Around 20,000 years BP in the maximum phase of the last glaciation (see Fig. 6B), the distribution of the hazel grouse must have been restricted by the reduction in deciduous broad-leaved forests. Based on the pairwise sequence difference curves, in which the Hokkaido haplotypes had peaks at around a 3–5 substitution difference, and the other Eurasian haplotypes had a peak at around a four substitution difference, divergence of the Hokkaido clades must have started earlier than the other Eurasian clades, possibly due to better conditions of the deciduous broad-leaved forests in Hokkaido.
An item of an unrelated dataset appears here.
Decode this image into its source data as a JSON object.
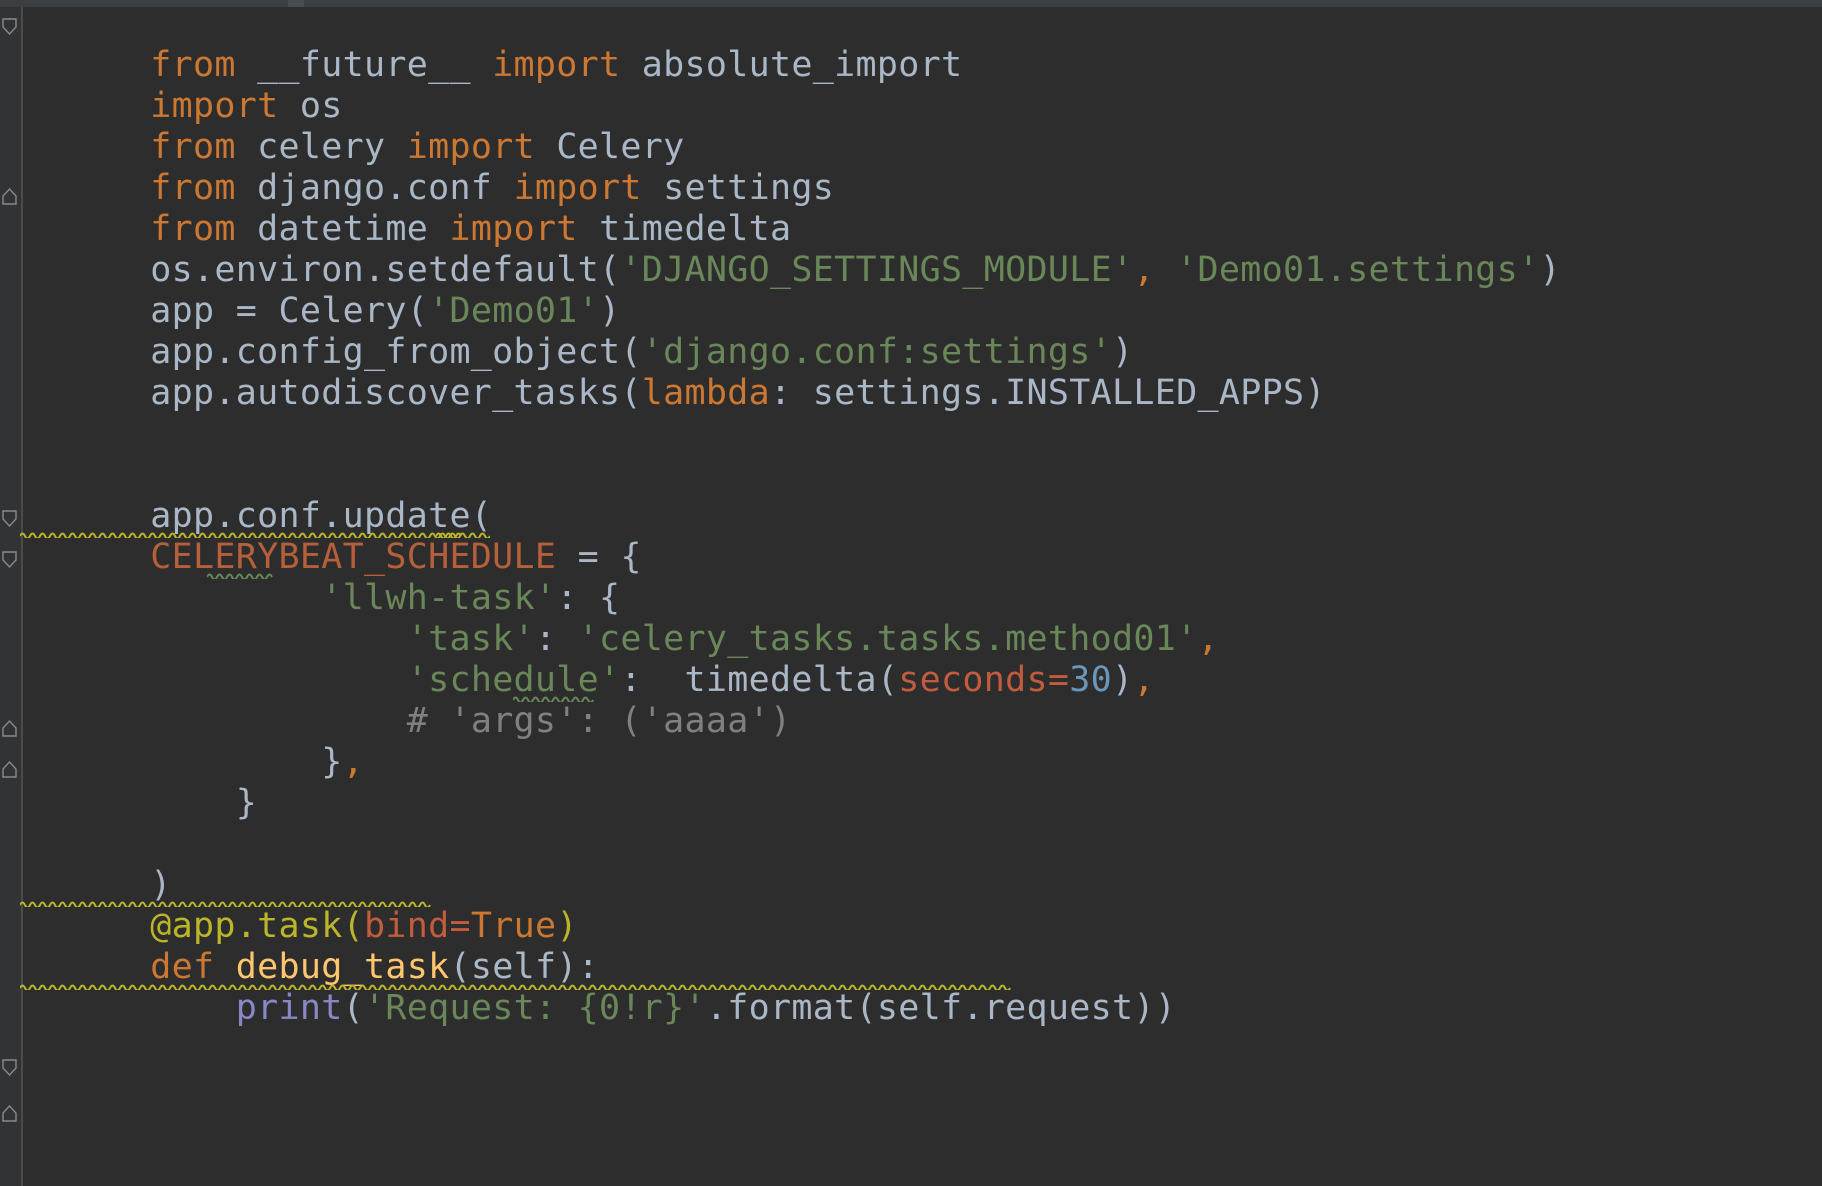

The so-called Younger Dryas event took place around 10,0 years BP (see Fig. 6C) when Hokkaido was separated from, and Sakhalin still connected to, the continent. Bimodal curves in the pairwise sequence differences for the Eurasian populations might suggest a population decrease during this phase. Figure 6D shows the present distribution of the hazel grouse. Pairwise substitution differences indicate that Eurasian haplotypes have expanded to their present distribution since the climatic optimum, from around 6,000 years BP to the present (see Fig. 6D).
this study was supported by a project of genetic diversity organised by the Wildlife Research Center. The work of S. Klaus was supported by a grant of DFG (Germany) and NSFC (China). Our thanks are due to Sun Yue-Hua and Fang Yun for cooperation in the field work on Bonasa sewerzowi.